Tuesday, January 18, 2011

Jonah Hex

Directed by Jimmy Hayward.
2010. Rated PG-13, 82 minutes.
Josh Brolin
Megan Fox
John Malkovich
Will Arnett
Michael Fassbender
John Gallagher Jr.
Tom Wopat
Michael Shannon

The possibility of time travel is still one of the great unknowns. Most of us would love to be like Marty McFly, traversing human history at will. As of right now, we can’t. Mentally, I often take trips to and fro throughout our existence, entertaining the possibilities or cherishing the memories. One of my favorite memories is spending much of my allowance on comic books. Spider-Man and The Uncanny X-Men were my favorites. For years, not a month went by when I didn’t grab the latest edition of each. This included all three of the Spidey periodicals that were going at the time. It’s a good thing they were only sixty cents a pop, back then. I grabbed many other titles, as well. Though I had seen it on the racks plenty of times, none of them were ever “Jonah Hex.” I don’t recall any of my friends buying it, either. I certainly never read a single issue. Perhaps, that was a subtle warning or foreshadowing of how I should’ve treated this movie.

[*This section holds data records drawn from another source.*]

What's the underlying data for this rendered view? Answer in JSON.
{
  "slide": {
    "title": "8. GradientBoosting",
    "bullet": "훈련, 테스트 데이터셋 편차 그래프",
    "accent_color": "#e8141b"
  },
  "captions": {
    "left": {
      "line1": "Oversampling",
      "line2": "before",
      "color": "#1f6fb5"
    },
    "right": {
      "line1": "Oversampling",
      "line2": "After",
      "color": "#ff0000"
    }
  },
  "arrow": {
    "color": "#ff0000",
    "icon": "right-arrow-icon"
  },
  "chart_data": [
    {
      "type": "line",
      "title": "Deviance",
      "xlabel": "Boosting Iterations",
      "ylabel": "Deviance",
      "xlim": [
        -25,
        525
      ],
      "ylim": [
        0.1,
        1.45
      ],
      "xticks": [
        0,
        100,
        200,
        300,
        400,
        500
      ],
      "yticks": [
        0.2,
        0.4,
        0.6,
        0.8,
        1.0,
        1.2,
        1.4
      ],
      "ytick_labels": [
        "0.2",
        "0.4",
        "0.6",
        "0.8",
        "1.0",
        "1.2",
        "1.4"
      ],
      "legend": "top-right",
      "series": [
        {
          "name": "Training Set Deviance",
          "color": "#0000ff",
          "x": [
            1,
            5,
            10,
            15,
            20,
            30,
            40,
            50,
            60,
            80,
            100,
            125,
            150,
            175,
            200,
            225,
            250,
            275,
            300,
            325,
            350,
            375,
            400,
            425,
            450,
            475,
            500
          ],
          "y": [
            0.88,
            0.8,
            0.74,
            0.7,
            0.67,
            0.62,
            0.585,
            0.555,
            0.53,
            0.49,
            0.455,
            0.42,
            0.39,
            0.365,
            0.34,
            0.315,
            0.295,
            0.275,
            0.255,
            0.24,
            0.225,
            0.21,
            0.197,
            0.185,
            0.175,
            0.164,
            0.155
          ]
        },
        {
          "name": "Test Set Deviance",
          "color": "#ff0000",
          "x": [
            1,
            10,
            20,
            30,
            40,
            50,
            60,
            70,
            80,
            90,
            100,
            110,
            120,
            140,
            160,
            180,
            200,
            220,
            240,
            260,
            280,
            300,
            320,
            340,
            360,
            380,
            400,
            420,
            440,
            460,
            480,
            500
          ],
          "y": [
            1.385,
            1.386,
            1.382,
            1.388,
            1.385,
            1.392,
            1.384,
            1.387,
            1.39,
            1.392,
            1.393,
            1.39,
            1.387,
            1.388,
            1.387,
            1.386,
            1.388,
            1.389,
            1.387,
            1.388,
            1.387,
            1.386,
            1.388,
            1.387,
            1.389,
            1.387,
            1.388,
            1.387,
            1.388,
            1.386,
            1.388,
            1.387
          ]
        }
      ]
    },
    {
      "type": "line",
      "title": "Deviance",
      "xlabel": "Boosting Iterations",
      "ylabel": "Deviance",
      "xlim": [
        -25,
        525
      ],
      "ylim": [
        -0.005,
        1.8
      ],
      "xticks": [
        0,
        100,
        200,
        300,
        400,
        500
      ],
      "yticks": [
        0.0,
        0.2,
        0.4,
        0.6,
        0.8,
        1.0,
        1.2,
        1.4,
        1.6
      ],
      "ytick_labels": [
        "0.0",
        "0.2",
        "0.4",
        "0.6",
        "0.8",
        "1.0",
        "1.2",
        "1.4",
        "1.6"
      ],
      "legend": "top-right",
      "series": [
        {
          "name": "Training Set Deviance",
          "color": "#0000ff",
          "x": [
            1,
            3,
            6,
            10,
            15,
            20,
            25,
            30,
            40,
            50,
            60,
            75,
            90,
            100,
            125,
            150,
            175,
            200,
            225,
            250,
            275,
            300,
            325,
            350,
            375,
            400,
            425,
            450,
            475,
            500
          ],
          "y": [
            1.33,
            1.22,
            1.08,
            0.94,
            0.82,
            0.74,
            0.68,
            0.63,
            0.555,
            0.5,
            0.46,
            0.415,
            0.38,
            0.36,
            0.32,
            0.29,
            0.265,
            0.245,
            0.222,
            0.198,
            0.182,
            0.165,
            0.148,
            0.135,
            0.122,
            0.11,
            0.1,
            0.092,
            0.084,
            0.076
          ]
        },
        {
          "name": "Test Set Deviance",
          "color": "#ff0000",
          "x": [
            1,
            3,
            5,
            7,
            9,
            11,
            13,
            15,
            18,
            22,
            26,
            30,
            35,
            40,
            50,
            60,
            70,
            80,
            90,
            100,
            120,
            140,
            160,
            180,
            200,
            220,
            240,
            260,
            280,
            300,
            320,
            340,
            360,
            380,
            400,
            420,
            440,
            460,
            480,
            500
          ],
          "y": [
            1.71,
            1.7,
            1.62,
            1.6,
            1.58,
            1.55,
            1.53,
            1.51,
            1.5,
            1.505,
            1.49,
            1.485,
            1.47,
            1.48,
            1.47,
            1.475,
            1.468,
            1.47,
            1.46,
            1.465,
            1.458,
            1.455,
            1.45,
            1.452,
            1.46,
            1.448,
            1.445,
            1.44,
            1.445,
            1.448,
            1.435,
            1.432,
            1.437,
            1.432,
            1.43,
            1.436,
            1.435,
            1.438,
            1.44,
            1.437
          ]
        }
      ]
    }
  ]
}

Anyone who knows me, knows it’s a safe bet that I’ll give a comic book movie a shot. Therefore, even as negative feedback mounted to unbelievable heights, I never really entertained the notion of not seeing it. So there I was, all alone with a comic book flick that I really had no frame of reference for. That didn’t bother me. I just wanted a fun movie.

Very quickly, we find out Jonah (Brolin) is an ex-Confederate soldier and is at odds with his former, and still corrupt commander Quentin Turnbull (Malkovich). For the slow among us, this makes it a comic-book western set in the 1870s. Anyhoo, for some reason or another Jonah has not only turned on Turnbull, but killed his son Jeb. None too pleased about this, Turnbull returns the favor by having Jonah tied to a cross and killing his family right in front of him.. Still not satisfied, QT then literally brands his initials on our hero’s face. Jonah trying to get revenge ensues.

Oh, I forgot something. Since this is a comic book movie, our hero has a superpower. You see, Jonah nearly died on the cross QT strapped him to. When he came back from “the other side”, he emerged with the ability to talk to the dead. They’re like his personal GPS because each dead person can track the movements of the people they knew when they were alive. It’s not the most appealing ability to have, but it is what it is. No wonder I never read this comic. Almost forgot something else: Turnbull has bigger things than Jonah on his mind. He’s trying to build some ultimate weapon so he can overthrow the hated Union government and get rid of all us damn Yankees. What is it? What does it do? How does it work? I saw the thing and I’m not sure I can tell you a whole lot. Okay, maybe I gave up caring by then. The gist of it is, it shoots giant glowing canon balls and blows stuff up real good.

Sound silly? That’s okay, silliness can be well executed. Sadly, not in this case. Our hero occasionally kills people because he feels like it, is in love with a prostitute and doesn’t have the most pleasant personality. The prostitute, by the way, is named Lilah and is played by Megan Fox. She works so hard at her southern accent she neglects to ever change her facial expression. Even a face as beautiful as hers is boring if it never does anything. John Malkovich could’ve saved this thing by giving us a dynamic villain, but he’s far too restrained. As Jonah Hex, Brolin does what’s asked of him and grunts his way through the movie.

The whole thing reminds me of another movie set in the 19th century in which the bad guy creates a superweapon he wants to use to take down the US government: Wild Wild West. Yeah, I went there. The only real difference is tone. The Will Smith vehicle went for screwball comedy/buddy flick/action movie. This uses the gal as both lover and buddy, keeps the action and is goofy but not funny, at least not intentionally. In fact, it has no funny bone to speak of, trading in the former’s jovial demeanor for surliness.

Once again, I’m thrust back in time to the hours I spent gazing at the racks and racks of comics deciding what to spend my hard earned allowance on. A smile comes over my face as I see myself accidentally knock an issue of “Jonah Hex” onto the floor and step on it in an effort to reach the latest issue of “Batman”.